Galapagos NV‘s potential new therapy for inflammatory bowel disease (IBD) — which stimulates anti-inflammatory signals while inhibiting pro-inflammatory ones — will move into Phase 1 clinical testing, the company announced.
The trial (NCT04106297), now recruiting participants in Belgium, will test the safety and tolerability of a second-generation molecule called GLPG3970. The molecule has successfully shown preclinical activity against a variety of inflammatory-based conditions, including psoriasis, rheumatoid arthritis, and IBD.
IBD is a general term used to describe several chronic inflammatory disorders of the digestive tract. There are two main types of IBD: Crohn’s disease, characterized by inflammation of the digestive tract lining, and ulcerative colitis (UC), which causes ulcers (long-lasting inflammation) in the large intestine, known as the colon, and rectum.
Anti-inflammatory medications such as corticosteroids usually are prescribed to treat IBD flare-ups. However, steroids can have unpleasant side effects, especially with long-term use.

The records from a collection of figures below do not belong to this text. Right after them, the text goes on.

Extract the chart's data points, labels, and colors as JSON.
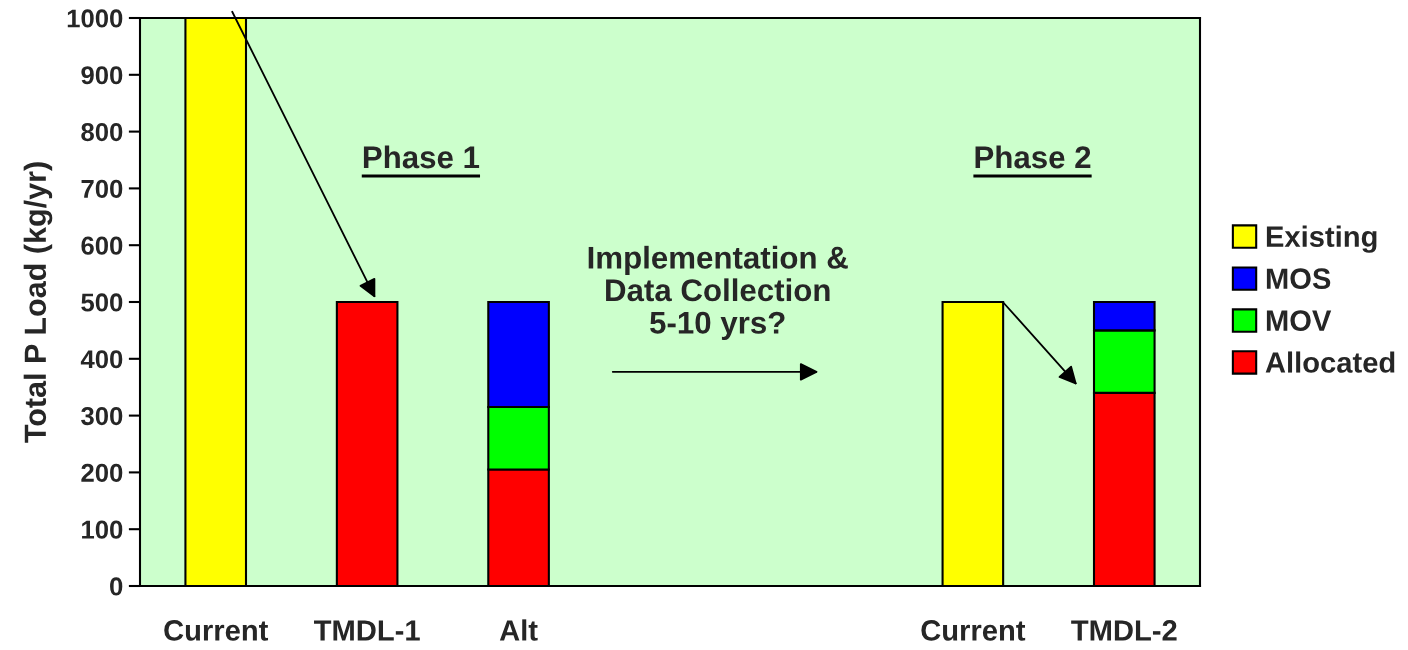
{
  "chart_data": {
    "type": "bar",
    "stacked": true,
    "ylabel": "Total P Load (kg/yr)",
    "categories": [
      "Current",
      "TMDL-1",
      "Alt",
      null,
      null,
      "Current",
      "TMDL-2"
    ],
    "series": [
      {
        "name": "Allocated",
        "color": "#ff0000",
        "values": [
          null,
          500,
          205,
          null,
          null,
          null,
          340
        ]
      },
      {
        "name": "MOV",
        "color": "#00ff00",
        "values": [
          null,
          null,
          110,
          null,
          null,
          null,
          110
        ]
      },
      {
        "name": "MOS",
        "color": "#0000ff",
        "values": [
          null,
          null,
          185,
          null,
          null,
          null,
          50
        ]
      },
      {
        "name": "Existing",
        "color": "#ffff00",
        "values": [
          1000,
          null,
          null,
          null,
          null,
          500,
          null
        ]
      }
    ],
    "ylim": [
      0,
      1000
    ],
    "yticks": [
      0,
      100,
      200,
      300,
      400,
      500,
      600,
      700,
      800,
      900,
      1000
    ],
    "annotations": [
      "Phase 1",
      "Phase 2",
      "Implementation &\nData Collection\n5-10 yrs?"
    ],
    "legend": "right",
    "grid": false
  }
}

Galapagos has identified a family of drug targets — proteins that play a role in the disease process — it has given the code name Toledo. Molecules that inhibit this target family produce a dual effect. They stimulate anti-inflammatory signal proteins, called cytokines, while at the same time inhibiting pro-inflammatory proteins.
Early in 2019, the company announced the launch of its Phase 1 safety trial (NCT03800472) of another first-generation, Toledo-targeted, anti-inflammatory molecule, called GLPG3312. Results of that trial are expected in early 2020.
In three preclinical IBD models, GLPG3312 demonstrated effectiveness against different inflammatory mechanisms. This is the first time one single molecule was effective against all three models, the company said.
Based on those results, a Phase 2 trial to test the effectiveness of GLPG3312 in UC patients is now scheduled to start in 2020.
The new molecule (compound), GLPG3970, is more selective. This new trial — a double-blind, placebo-controlled study — will assess the safety and tolerability of GLPG3970 in 52 healthy male volunteers. They will test both single doses and multiple increasing doses to identify potential adverse events associated with the new therapy. Information on enrollment is available here.
Additionally, the pharmacokinetics and pharmacodynamics — how the body processes the drug — of an oral GLPG3970 solution will be compared with a solid (tablet) formulation in response to a high-fat, high-calorie diet.
The results of this trial are expected to be released in late 2020.
“With the start of this trial, we are on track to potentially launch multiple proof of concept studies in parallel in 2020, in a range of inflammatory diseases. Thanks to its unique mechanism of action, the Toledo program has the potential to become a new paradigm in the treatment of inflammatory diseases,” he said.